Radiograph and MRI of diskitis / osteomyelitis
Lateral radiograph of the lumbar spine shows loss of height of the L3-L4 intervertebral disc space. Sagittal T2 MRI of the lumbar spine shows (right top) loss of normal bright signal of the L3-L4 intervertebral disc and an epidural mass just posterior to the L4 vertebral body. Axial T1 MRI with contrast at the L4 level shows the epidural mass to be right sided and to also involve the right psoas muscle.

The diagnosis was osteomyelitis / diskitis.

Teenager with abnormal pleural-based nodules on CXR who had sustained blunt abdominal trauma in the remote past

CXR and CT and Tc-99m sulfur colloid scan of diaphragmatic rupture
CXR AP shows a left-sided large pleural nodule just beneath the clavicle. Axial CT with contrast of the chest shows multiple pleural nodules throughout the left hemithorax and absence of the spleen. Tc-99m sulfur-colloid scan shows normal radiotracer uptake in the liver with no uptake in the region of the spleen (lower left), and nodular uptake throughout the left hemithorax (lower middle) and abdomen (lower right).

The diagnosis was diaphragmatic rupture and post-traumatic splenosis.

Teenager in a motor vehicle accident with chest pain

CXR and CT and angiogram of thoracic aortic injury
CXR AP shows widened mediastinum. Axial CT with contrast of the chest shows dilated caliber of the thoracic aorta at the level of the diaphragm with surrounding mediastinal fluid (above) and normal caliber of the abdominal aorta with evidence of retrocrual hemorrhage tracking into the abdomen (below). Angiogram shows a pseudoaneurysm of the aorta at the level of the diaphragm.

The diagnosis was thoracic aortic injury.

Teenager in a motor vehicle accident with chest pain

CXR and CT of pneumothorax and pulmonary contusion and rib fracture
CXR AP shows a widened mediastinum and a small right-sided pneumothorax. Axial CT with contrast of the chest with lung (above) and bone (below) windows shows air in the pleural space anterior to the right lung and fluid in the pleural space posterior to the right lung as well as airspace disease in the right lower lobe and a cortical disruption through one of the right ribs posteriorly.

The diagnosis was a right hydropneumothorax, right pulmonary contusion, and right posterior rib fracture. Angiogram was negative for aortic injury.

Teenager playing football struck in chest with chest pain

CT of sternoclavicular joint dislocation
CXR AP shows a widened superior mediastinum.
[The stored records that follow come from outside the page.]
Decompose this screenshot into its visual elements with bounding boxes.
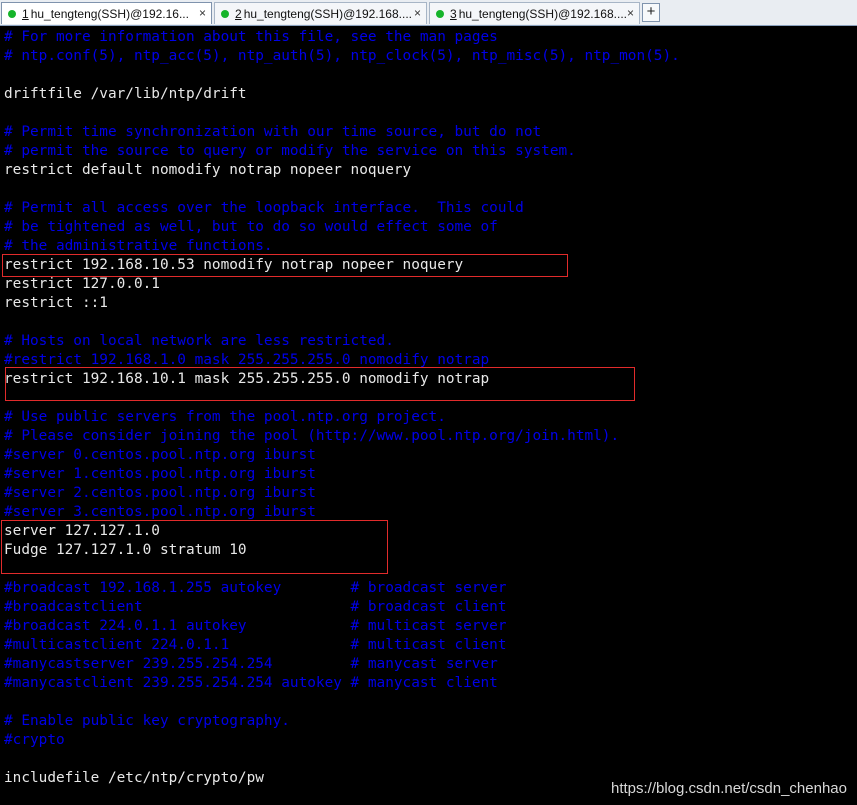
connected-status-icon — [221, 9, 229, 18]
comment-line: # Use public servers from the pool.ntp.o… — [4, 409, 446, 425]
close-icon[interactable]: × — [414, 6, 421, 20]
comment-line: #server 2.centos.pool.ntp.org iburst — [4, 485, 316, 501]
comment-line: # permit the source to query or modify t… — [4, 143, 576, 159]
terminal-screen[interactable]: # For more information about this file, … — [0, 26, 857, 805]
comment-line: # For more information about this file, … — [4, 29, 498, 45]
connected-status-icon — [436, 9, 444, 18]
comment-line: # Permit time synchronization with our t… — [4, 124, 542, 140]
comment-line: # Permit all access over the loopback in… — [4, 200, 524, 216]
config-line: driftfile /var/lib/ntp/drift — [4, 86, 247, 102]
comment-line: #server 1.centos.pool.ntp.org iburst — [4, 466, 316, 482]
close-icon[interactable]: × — [627, 6, 634, 20]
tab-title: hu_tengteng(SSH)@192.168.... — [243, 6, 412, 21]
tab-session-2[interactable]: 2 hu_tengteng(SSH)@192.168.... × — [214, 2, 427, 24]
tab-session-1[interactable]: 1 hu_tengteng(SSH)@192.16... × — [1, 2, 212, 24]
comment-line: # Hosts on local network are less restri… — [4, 333, 394, 349]
comment-line: #multicastclient 224.0.1.1 # multicast c… — [4, 637, 507, 653]
new-tab-button[interactable]: + — [642, 3, 660, 22]
tab-number: 1 — [22, 6, 29, 21]
tab-number: 3 — [450, 6, 457, 21]
comment-line: # be tightened as well, but to do so wou… — [4, 219, 498, 235]
highlight-box-restrict-host — [2, 254, 568, 277]
connected-status-icon — [8, 9, 16, 18]
watermark: https://blog.csdn.net/csdn_chenhao — [610, 780, 847, 797]
highlight-box-local-clock-server — [1, 520, 388, 574]
comment-line: #broadcastclient # broadcast client — [4, 599, 507, 615]
highlight-box-restrict-network — [5, 367, 635, 401]
config-line: restrict 127.0.0.1 — [4, 276, 160, 292]
comment-line: #crypto — [4, 732, 65, 748]
config-line: includefile /etc/ntp/crypto/pw — [4, 770, 264, 786]
config-line: restrict default nomodify notrap nopeer … — [4, 162, 412, 178]
tab-number: 2 — [235, 6, 242, 21]
tab-bar: 1 hu_tengteng(SSH)@192.16... × 2 hu_teng… — [0, 0, 857, 26]
tab-title: hu_tengteng(SSH)@192.168.... — [458, 6, 627, 21]
comment-line: # Please consider joining the pool (http… — [4, 428, 620, 444]
tab-title: hu_tengteng(SSH)@192.16... — [30, 6, 189, 21]
tab-session-3[interactable]: 3 hu_tengteng(SSH)@192.168.... × — [429, 2, 640, 24]
comment-line: #broadcast 224.0.1.1 autokey # multicast… — [4, 618, 507, 634]
comment-line: #broadcast 192.168.1.255 autokey # broad… — [4, 580, 507, 596]
comment-line: #manycastclient 239.255.254.254 autokey … — [4, 675, 498, 691]
comment-line: #manycastserver 239.255.254.254 # manyca… — [4, 656, 498, 672]
comment-line: # ntp.conf(5), ntp_acc(5), ntp_auth(5), … — [4, 48, 680, 64]
config-line: restrict ::1 — [4, 295, 108, 311]
comment-line: # Enable public key cryptography. — [4, 713, 290, 729]
comment-line: #server 0.centos.pool.ntp.org iburst — [4, 447, 316, 463]
close-icon[interactable]: × — [199, 6, 206, 20]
Axial CT with contrast of the chest shows a mediastinal hematoma and a right sternoclavicular joint disruption that was displaced posteriorly. Angiogram was negative for aortic injury. Venogram was negative for large vessel venous injury.

The diagnosis was sternoclavicular joint dislocation with the mediastinal hemorrhage thought to be due to small vessel venous injury.